There should be a hook for extensions to return TemplateData JSON for their parser functions (e.g. #babel).
Version: unspecified
Severity: normal
See Also:
https://bugzilla.wikimedia.org/show_bug.cgi?id=50855
There should be a hook for extensions to return TemplateData JSON for their parser functions (e.g. #babel).
Version: unspecified
Severity: normal
See Also:
https://bugzilla.wikimedia.org/show_bug.cgi?id=50855
Subject | Repo | Branch | Lines +/- | |
---|---|---|---|---|
Specification.md: Update to add parser functions and extension tags | mediawiki/extensions/TemplateData | master | +305 -16 |
Status | Subtype | Assigned | Task | ||
---|---|---|---|---|---|
Open | None | T54607 TemplateData: Implement hook for extensions to document magic words and parser functions | |||
Open | None | T55413 TemplateData: Consider support for non-template transclusions (magic words, parser functions) | |||
Open | None | T327347 Change of section tags when edit with the visual editor |
Change 78644 had a related patch set uploaded by Jforrester:
[WIP] Run a hook so extensions can add templatedata for parser functions
Rephrasing bug:
Pending T55413 (bug 53413), TemplateData will support magic words and parser functions. This bug is to (after we provide the ones from core) allow extensions to document theirs as well.
Change 78644 abandoned by Legoktm:
[WIP] Run a hook so extensions can add templatedata for parser functions
Reason:
Not planning to work on this
We should probably define a parser function which will invoke a behavior switch (if there isn't one already) so that we can handle behavior switches/magic words/parser functions uniformly: all macro insertions could be expressed using the {{...}} syntax, and the templatedata would be named based on the name inside the braces.
It would seem like you'd want to document parameters for Scribunto modules as well. Although T205197 mostly discusses how it is "best practice" for Scribunto modules to be wrapped in a Template (and so ordinary <templatedata> on the wrapper template would work just fine) it is possible/likely that we will eventually want to use TemplateData as a more-formal type system for fragment composition. In that case it would be useful for internal purposes to be able to document the desired I/O types of {{#invoke}}. Like with {{#tag}} perhaps a hook system is necessary for delegation, so that Scribunto can implement the templatedata for {{#invoke}} programmatically, and then use some properties of the Lua module to compute the appropriate templatedata without requiring explicit definition (alternatively, Scribunto could extract embedded template data from the Module namespace in the same way that Templates extract embedded templatedata from the Template namespace.
So I'm thinking of something like: Parser Function #tag:bar consults both a message in the MediaWiki namespace like MediaWiki:templatedata-pf-tag-bar (if the first arg is a string constant) then falls back to MediaWiki:templatedata-pf-tag as well as provides a registry that can be hooked; something like invoking ProvideTemplateData($name, $optionalFirstArg=null). An extension tag <foo> would in most cases just need to define a default message for MediaWiki:templatedata-pf-tag-foo with appropriate <templatedata>, but Scribunto could implement the ProvideTemplateData hook and listen for $name == 'invoke'.
Technically we could implement ProvideTemplateData internally as well for #tag and have it look aside to a different registry for template data if the tag name corresponds to an extension tag.

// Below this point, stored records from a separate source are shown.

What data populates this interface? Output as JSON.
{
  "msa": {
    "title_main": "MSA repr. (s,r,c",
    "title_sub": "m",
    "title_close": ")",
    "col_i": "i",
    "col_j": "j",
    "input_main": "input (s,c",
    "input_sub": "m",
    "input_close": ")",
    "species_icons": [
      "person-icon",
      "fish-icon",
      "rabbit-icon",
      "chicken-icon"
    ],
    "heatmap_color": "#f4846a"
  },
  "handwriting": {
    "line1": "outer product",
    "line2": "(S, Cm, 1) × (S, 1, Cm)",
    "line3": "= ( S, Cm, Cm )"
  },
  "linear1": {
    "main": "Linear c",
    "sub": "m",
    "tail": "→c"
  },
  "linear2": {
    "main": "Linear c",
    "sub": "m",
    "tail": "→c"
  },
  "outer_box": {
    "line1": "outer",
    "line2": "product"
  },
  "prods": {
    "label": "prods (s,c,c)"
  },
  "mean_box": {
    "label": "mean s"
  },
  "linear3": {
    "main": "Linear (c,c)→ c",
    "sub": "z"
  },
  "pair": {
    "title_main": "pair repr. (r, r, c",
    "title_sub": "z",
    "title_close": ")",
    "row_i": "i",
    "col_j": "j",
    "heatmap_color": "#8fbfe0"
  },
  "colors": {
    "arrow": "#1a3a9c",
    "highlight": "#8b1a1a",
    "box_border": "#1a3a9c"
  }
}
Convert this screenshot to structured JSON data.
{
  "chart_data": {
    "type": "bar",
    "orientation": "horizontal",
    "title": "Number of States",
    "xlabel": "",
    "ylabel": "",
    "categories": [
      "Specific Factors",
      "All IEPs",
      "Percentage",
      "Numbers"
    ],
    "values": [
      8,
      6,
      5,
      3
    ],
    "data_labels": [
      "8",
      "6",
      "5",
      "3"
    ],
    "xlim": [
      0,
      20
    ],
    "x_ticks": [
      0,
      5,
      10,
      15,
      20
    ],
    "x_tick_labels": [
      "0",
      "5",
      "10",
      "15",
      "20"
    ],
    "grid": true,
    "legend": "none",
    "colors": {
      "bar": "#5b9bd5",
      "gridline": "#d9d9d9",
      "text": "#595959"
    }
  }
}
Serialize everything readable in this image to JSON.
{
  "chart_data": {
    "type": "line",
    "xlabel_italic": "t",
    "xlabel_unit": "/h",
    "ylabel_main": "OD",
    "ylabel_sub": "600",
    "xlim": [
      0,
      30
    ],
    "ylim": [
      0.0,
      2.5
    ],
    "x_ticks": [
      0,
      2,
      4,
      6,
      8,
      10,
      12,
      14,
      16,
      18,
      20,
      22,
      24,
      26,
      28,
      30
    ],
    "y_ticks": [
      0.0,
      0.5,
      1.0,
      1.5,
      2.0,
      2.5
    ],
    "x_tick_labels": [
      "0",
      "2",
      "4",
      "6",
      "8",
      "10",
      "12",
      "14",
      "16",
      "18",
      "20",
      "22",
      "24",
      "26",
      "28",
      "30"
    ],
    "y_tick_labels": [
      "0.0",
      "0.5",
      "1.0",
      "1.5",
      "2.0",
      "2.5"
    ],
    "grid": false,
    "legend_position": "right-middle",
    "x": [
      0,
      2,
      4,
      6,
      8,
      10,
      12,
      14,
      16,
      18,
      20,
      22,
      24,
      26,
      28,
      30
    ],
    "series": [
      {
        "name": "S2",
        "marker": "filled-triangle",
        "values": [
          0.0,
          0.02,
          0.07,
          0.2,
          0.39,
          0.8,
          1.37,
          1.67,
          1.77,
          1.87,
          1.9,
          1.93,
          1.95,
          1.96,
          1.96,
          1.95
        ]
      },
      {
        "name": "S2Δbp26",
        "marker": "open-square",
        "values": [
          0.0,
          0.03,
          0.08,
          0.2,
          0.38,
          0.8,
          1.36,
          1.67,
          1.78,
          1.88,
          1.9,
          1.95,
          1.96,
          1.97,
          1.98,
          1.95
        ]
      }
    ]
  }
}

And maybe our convention should be that we preserve colons when invoking #tag and #invoke in this way to visually signal that the string after the colon is part of the "name" not really an argument (even though T204371 *would* allow a vertical bar there).
This relies on T204370: Behavior switch/magic word uniformity to map "everything" through a parser function. It may still be necessary to define some lookup API so that VE/Parsoid can easily translate some arbitrary magic word etc like {{PAGEID}} or __NOEDITSECTION__ to its appropriate equivalent parser function in order to do the templatedata fetch -- although the magic word ID is probably already the primary key we need.
Change 819740 had a related patch set uploaded (by C. Scott Ananian; author: C. Scott Ananian):
[mediawiki/extensions/TemplateData@master] Specification.md: Update to add parser functions and extension tags
The current specification uses dispatch: true on a parameter type to indicate an additional level of dynamic dispatch, which would be used for {{#tag}} and {{#invoke}}. I think this is where an additional hook would be invoked, TemplateDataDispatch with the value of the dispatch fields, with the default hook listener (aka fallback if no one else claims the particular hook invocation) being another message look up. Ie we look up templatedata-pf-tag to get a <templatedata> which has dispatch:true on the first parameter, then that will invoke TemplateDataDispatch(['#tag','syntaxhighlight']) to fetch more TemplateData, and if that returns null then it will look up templatedata-pf-tag-syntaxhighlight.